The dynamic nature of the Earth's stress field is a result of tectonism, uplift and extension. However, stress-induced phenomena are also influenced and complicated by remnant stress-history effects. The resultant intrinsic anisotropic sedimentary layers present within the Earth allow their interpretation using the seismic reflection and transmission methods. Interpretation objectives include the determination of hydrocarbon reservoirs, fracture presence/orientation, and in situ stress directionality. Stress has the potential to affect most petrophysical rock properties.
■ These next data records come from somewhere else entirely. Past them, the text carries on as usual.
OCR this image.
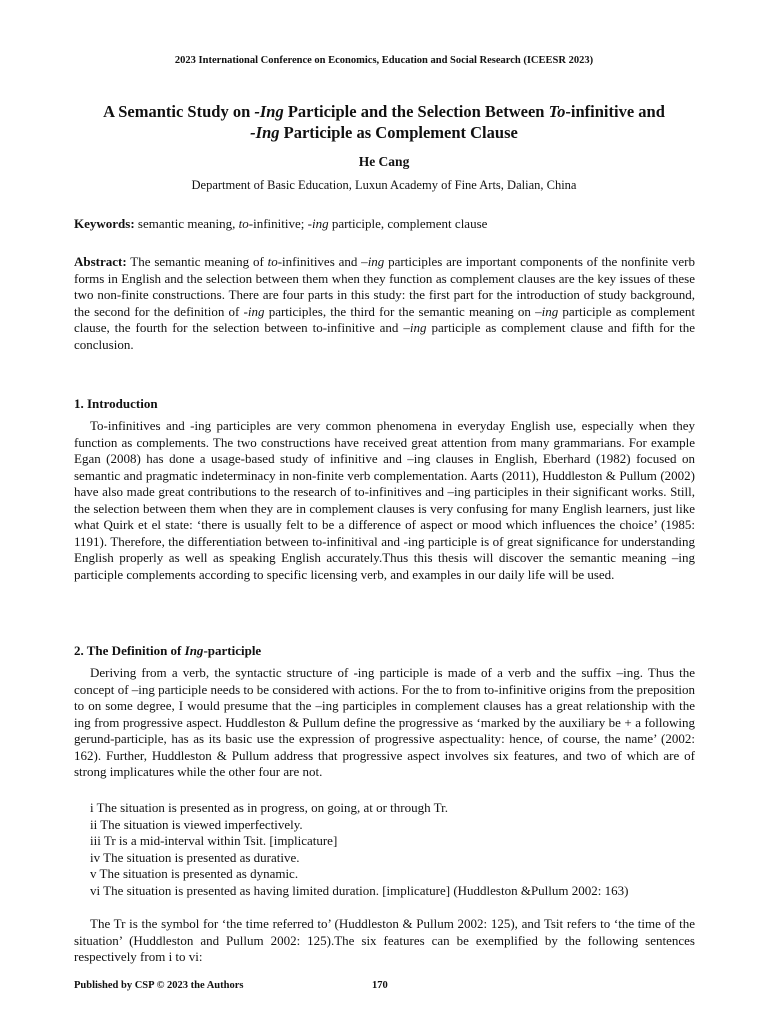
2023 International Conference on Economics, Education and Social Research (ICEESR 2023)
A Semantic Study on -Ing Participle and the Selection Between To-infinitive and
-Ing Participle as Complement Clause
He Cang
Department of Basic Education, Luxun Academy of Fine Arts, Dalian, China
Keywords: semantic meaning, to-infinitive; -ing participle, complement clause
Abstract: The semantic meaning of to-infinitives and –ing participles are important components of the nonfinite verb forms in English and the selection between them when they function as complement clauses are the key issues of these two non-finite constructions. There are four parts in this study: the first part for the introduction of study background, the second for the definition of -ing participles, the third for the semantic meaning on –ing participle as complement clause, the fourth for the selection between to-infinitive and –ing participle as complement clause and fifth for the conclusion.
1. Introduction
To-infinitives and -ing participles are very common phenomena in everyday English use, especially when they function as complements. The two constructions have received great attention from many grammarians. For example Egan (2008) has done a usage-based study of infinitive and –ing clauses in English, Eberhard (1982) focused on semantic and pragmatic indeterminacy in non-finite verb complementation. Aarts (2011), Huddleston & Pullum (2002) have also made great contributions to the research of to-infinitives and –ing participles in their significant works. Still, the selection between them when they are in complement clauses is very confusing for many English learners, just like what Quirk et el state: ‘there is usually felt to be a difference of aspect or mood which influences the choice’ (1985: 1191). Therefore, the differentiation between to-infinitival and -ing participle is of great significance for understanding English properly as well as speaking English accurately.Thus this thesis will discover the semantic meaning –ing participle complements according to specific licensing verb, and examples in our daily life will be used.
2. The Definition of Ing-participle
Deriving from a verb, the syntactic structure of -ing participle is made of a verb and the suffix –ing. Thus the concept of –ing participle needs to be considered with actions. For the to from to-infinitive origins from the preposition to on some degree, I would presume that the –ing participles in complement clauses has a great relationship with the ing from progressive aspect. Huddleston & Pullum define the progressive as ‘marked by the auxiliary be + a following gerund-participle, has as its basic use the expression of progressive aspectuality: hence, of course, the name’ (2002: 162). Further, Huddleston & Pullum address that progressive aspect involves six features, and two of which are of strong implicatures while the other four are not.
i The situation is presented as in progress, on going, at or through Tr.
ii The situation is viewed imperfectively.
iii Tr is a mid-interval within Tsit. [implicature]
iv The situation is presented as durative.
v The situation is presented as dynamic.
vi The situation is presented as having limited duration. [implicature] (Huddleston &Pullum 2002: 163)
The Tr is the symbol for ‘the time referred to’ (Huddleston & Pullum 2002: 125), and Tsit refers to ‘the time of the situation’ (Huddleston and Pullum 2002: 125).The six features can be exemplified by the following sentences respectively from i to vi:
Published by CSP © 2023 the Authors	170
The effects of stress history on the acoustic and elastic properties of artificially manufactured sandstones have been investigated using ultrasonic techniques. Homogeneous mixtures of quartz sand and epoxy resin were allowed to harden under the application of different forming stress magnitudes. This was followed by unloading under anisotropic stress conditions satisfying uniaxial strain criteria. The resultant sandstones exhibited azimuthal velocity, amplitude and Poisson's ratio changes with a 90-degree periodicity. Pronounced, well-defined shear-wave splitting was also prevalent. As the manufacturing (forming) stress was increased the average velocity of all body waves decreased, attenuation increased and the percentage anisotropy increased. The azimuthal anisotropy was consistent with the symmetry of anisotropic stresses during unloading. The acoustic trend supported the concept of shear-wave splitting resulting from the formation of intergranular microcracks in the plane orthogonal to the maximum stress during unloading. As the forming stress was increased, so too did the length of the unloading path. This in turn induced a higher density of aligned microcracks, inducing a larger, controllable, acoustic anisotropy. This method requires little more than a car jack and ultrasonic transducers. It is a method to provide useful knowledge of the effects on seismic wave propagation as a result of varying rock matrix parameters. These developments offer a new approach to research into stress-induced phenomena and their implications for seismic interpretation.